DESCRIPTION OF ACASTI PHARMA INC.’S SECURITIES REGISTERED PURSUANT TO SECTION 12 OF THE SECURITIES EXCHANGE ACT OF 1934

The following summary sets forth certain material terms and provisions of Acasti Pharma Inc.’s (the “Company”, “Acasti”, our”, “we”) securities that are registered under Section 12 of the Securities Exchange Act of 1934, as amended (the “Exchange Act”). The following description is a summary and does not purport to be a complete description of the rights and preferences of our securities. It is subject to, and qualified in its entirety by reference to our Articles of Incorporation dated and Articles of Amendment dated August 27, 2021 (together, the “Articles”), and our General By-Law (our “By-laws”), each of which is incorporated by reference as an exhibit to the Annual Report on Form 10-K of which this exhibit is a part, and the applicable provisions of the Business Corporations Act (Québec) (“QBCA”). We encourage you to read our Articles, our Bylaws and the QBCA for additional information.

As of the end of the period covered by the Annual Report on Form 10-K of which this exhibit forms a part, the only class of securities of the Company registered under Section 12 of the Exchange Act was Acasti’s Class A Shares (the “Common Shares”).

DESCRIPTION OF COMMON STOCK

Authorized Common Stock

We are authorized to issue an unlimited number of Common Shares.

Rights of Common Stock

Holders of Common Shares are entitled to receive notice of any meetings of shareholders, to attend and to cast one vote per Common Share at all such meetings.

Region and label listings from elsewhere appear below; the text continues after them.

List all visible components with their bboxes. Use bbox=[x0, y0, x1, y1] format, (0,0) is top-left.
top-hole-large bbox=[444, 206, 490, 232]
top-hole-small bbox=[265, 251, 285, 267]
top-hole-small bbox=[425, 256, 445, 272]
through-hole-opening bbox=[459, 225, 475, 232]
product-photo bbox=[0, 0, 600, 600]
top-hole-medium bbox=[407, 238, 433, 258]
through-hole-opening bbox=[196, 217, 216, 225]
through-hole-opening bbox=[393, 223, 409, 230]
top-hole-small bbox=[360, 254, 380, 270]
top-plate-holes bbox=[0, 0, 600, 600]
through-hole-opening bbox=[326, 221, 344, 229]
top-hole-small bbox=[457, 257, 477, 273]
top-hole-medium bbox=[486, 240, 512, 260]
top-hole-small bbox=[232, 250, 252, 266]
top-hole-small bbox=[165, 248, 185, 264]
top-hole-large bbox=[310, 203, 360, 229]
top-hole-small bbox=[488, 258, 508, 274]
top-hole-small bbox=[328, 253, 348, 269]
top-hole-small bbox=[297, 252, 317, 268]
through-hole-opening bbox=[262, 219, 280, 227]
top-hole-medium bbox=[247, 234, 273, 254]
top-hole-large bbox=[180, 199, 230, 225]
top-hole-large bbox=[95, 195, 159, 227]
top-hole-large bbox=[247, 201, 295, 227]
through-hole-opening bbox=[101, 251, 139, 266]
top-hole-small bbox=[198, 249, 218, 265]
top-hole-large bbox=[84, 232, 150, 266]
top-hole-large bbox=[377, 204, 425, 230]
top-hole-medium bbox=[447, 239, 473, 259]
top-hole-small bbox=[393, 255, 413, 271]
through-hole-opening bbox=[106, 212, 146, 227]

Holders of Common Shares do not have cumulative voting rights with respect to the election of directors and, accordingly, holders of a majority of the Common Shares entitled to vote in any election of directors may elect all directors standing for election.

Our Common Shares do not carry any pre-emptive, subscription, redemption, retraction, conversion or exchange rights, nor do they contain any cancellation, surrender, sinking or purchase fund provisions, nor provisions permitting or restricting the issuance of additional securities or requiring a holder of Common Shares to contribute additional capital.


Without Par Value

Our Common Shares are without par value.

Dividends

Under the QBCA and our By-laws, dividends may be declared at the discretion of the Acasti board of directors. Acasti may pay dividends unless there are reasonable grounds for believing that (i) Acasti is insolvent, or (ii) the payment of the dividend would render Acasti insolvent. The Articles provide that the holders of Common Shares shall be entitled to receive any dividends declared by the Acasti board of directors and Acasti shall pay dividends thereon, as and when declared by the Acasti board of directors, according to the order of priority applicable to the classes of shares set out in the Articles.

Listing

 

Our Common Shares are listed on the Nasdaq Capital Market and the TSX Venture Exchange under the symbol “ACST”.

 

Transfer Agent and Registrar

 

The transfer agent and registrar for our Common Shares is Computershare Trust Company of Canada.